3. Reduce the heat to a simmer and allow the carrots to cook until barely fork-tender (or completely fork-tender if you prefer it that way). This will take about 8-10 minutes, or possibly longer depending on the thickness of the carrots.
4. Remove the carrots from the pan and allow them to sit and cool for a few minutes. They are ready to eat, but I recommend letting them sit longer, 15-ish minutes, to absorb or drip the remaining liquid. It looks better (more like hotdogs) when they’re dry.
5. Serve with desired toppings. (Ideas below)
I like the topping suggestions from Pass the Plants so I’m including them in a list along with some of my own ideas. She has some recipes hyperlinked on her toppings to other recipes on her website, but I haven’t tried making or adapting them to be WFPB-compliant, so I’m not going to directly post them to my blog.
- Classic dog: mustard, ketchup, relish, onions
- Coleslaw dog: southwest coleslaw or classic coleslaw
- Cheesy dog: wfpb mac & cheese or wfpb cheese sauce
- Chili dog: any thick wfpb chili recipe you like
I haven’t actually tried making the carrot dogs in an Instant Pot because I can’t for the life of me understand how it would be faster than doing it on the stove top. You’d have to wait for it to come up to pressure, then the cook time, then the time for it to depressurize. How is that faster?? Anyway, I’m including the directions she gives in case I ever feel like trying it out.
HOW TO MAKE CARROT DOGS IN THE INSTANT POT/PRESSURE COOKER
- Add all liquid ingredients into the Instant Pot insert, and whisk to combine.
- Add carrots and lock the lid.
- Cook at high pressure for 3 minutes, then release pressure manually.
- Let sit in the marinade for 15-20 minutes, simmering in the liquid if not all the way cooked.

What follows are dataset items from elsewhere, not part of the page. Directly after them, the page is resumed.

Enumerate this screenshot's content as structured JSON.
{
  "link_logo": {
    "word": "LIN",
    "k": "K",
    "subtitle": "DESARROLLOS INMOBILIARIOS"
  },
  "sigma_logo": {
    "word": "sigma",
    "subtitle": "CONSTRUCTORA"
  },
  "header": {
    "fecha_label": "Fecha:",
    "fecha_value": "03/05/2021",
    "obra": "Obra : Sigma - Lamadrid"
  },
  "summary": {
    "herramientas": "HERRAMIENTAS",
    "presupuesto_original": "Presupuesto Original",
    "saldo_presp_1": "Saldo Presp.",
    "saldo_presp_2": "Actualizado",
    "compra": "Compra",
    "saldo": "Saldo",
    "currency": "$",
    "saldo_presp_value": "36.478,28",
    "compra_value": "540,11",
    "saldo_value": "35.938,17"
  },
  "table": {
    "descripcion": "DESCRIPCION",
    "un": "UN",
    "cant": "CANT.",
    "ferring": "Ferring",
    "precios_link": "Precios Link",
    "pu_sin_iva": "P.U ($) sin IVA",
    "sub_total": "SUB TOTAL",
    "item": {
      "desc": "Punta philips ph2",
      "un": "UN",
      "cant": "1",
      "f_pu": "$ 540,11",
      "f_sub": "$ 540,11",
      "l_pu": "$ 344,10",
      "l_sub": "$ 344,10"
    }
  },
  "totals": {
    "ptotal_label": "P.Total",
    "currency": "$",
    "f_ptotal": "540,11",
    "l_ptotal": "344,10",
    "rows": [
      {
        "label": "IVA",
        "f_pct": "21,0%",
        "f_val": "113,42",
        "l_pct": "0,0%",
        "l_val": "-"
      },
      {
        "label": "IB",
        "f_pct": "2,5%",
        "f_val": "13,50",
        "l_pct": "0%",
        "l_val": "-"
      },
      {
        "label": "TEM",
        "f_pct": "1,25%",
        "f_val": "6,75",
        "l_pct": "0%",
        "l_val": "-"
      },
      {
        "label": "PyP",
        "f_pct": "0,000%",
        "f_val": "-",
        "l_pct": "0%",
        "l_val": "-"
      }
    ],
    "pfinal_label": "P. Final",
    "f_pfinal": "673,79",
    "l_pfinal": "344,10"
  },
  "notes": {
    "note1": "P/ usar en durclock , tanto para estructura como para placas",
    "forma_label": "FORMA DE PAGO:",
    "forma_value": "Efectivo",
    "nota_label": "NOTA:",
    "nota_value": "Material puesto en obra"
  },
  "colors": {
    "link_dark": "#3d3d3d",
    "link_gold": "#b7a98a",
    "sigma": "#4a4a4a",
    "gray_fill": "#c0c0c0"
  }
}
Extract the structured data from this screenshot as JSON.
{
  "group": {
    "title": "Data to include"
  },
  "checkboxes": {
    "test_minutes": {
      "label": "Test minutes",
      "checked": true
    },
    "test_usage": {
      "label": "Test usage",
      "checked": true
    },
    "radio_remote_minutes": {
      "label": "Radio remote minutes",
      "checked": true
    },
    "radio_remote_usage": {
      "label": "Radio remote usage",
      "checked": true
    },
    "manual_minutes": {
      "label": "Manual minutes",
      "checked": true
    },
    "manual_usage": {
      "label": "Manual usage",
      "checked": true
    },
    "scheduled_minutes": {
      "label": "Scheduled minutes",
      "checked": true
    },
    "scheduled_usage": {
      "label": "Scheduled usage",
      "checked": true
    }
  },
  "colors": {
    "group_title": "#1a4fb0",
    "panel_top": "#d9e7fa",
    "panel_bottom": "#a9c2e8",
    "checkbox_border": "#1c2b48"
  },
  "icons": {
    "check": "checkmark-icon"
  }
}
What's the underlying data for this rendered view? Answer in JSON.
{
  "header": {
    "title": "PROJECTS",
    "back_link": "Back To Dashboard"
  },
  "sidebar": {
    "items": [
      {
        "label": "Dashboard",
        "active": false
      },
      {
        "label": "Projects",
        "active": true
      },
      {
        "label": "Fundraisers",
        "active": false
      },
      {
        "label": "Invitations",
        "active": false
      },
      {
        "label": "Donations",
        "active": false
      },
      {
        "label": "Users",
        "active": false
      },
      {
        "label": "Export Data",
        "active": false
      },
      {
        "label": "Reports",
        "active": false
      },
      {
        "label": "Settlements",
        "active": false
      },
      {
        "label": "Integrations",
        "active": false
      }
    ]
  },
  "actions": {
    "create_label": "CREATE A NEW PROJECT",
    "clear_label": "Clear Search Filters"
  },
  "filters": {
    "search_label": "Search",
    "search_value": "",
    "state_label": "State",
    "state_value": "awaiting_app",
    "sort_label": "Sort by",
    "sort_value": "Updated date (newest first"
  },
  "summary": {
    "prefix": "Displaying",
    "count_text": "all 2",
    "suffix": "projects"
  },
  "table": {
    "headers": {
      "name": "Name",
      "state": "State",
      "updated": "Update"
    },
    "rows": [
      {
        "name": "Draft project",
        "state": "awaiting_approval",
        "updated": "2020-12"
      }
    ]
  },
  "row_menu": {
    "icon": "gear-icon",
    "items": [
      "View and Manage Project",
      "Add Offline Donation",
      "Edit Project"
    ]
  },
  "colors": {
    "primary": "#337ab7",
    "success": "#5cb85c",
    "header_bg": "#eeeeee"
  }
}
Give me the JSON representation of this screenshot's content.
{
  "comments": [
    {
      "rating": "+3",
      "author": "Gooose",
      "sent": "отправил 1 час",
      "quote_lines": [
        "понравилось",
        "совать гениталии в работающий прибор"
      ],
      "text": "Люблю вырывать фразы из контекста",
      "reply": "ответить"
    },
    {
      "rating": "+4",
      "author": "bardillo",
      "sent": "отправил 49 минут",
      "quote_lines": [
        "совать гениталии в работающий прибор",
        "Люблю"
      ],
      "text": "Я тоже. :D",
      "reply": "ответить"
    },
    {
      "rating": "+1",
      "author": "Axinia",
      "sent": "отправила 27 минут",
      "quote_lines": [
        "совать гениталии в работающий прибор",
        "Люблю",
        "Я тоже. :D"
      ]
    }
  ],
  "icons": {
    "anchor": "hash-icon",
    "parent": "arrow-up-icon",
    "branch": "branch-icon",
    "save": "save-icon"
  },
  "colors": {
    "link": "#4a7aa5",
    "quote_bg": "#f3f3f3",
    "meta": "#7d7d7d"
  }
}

Here is my recipe: 1 cup soy sauce, 1c water, 1/2c rice vinegar, 1/4c sesame oil, 1 TBS fresh minced ginger, 1/2tsp each asafetida and powdered galangal, black pepper. When I have the marinade ready I slice the carrots in the salad shooter with the wavy chip disk and make as many as will comfortably sit in the marinade. I slice them this way because I found they marinate better when sliced rather than whole. Plus I can use them in more ways, such as a sandwich made with bread, or on rice.
I marinate them at least three hours to overnight. Drain them. Cook them in the steamer or microwave. You can keep the marinade to use one more time. Because of the vinegar, it will not spoil.
Davilyn, I appreciate you sharing your recipe! However, for WFPB-eaters, oils–any oils–are a no-no. I don’t believe I’ve ever used asafetida or galangal as ingredients! (I’m also not sure I’ve heard of these things before now!) Are there alternatives to these that I might find already in my kitchen?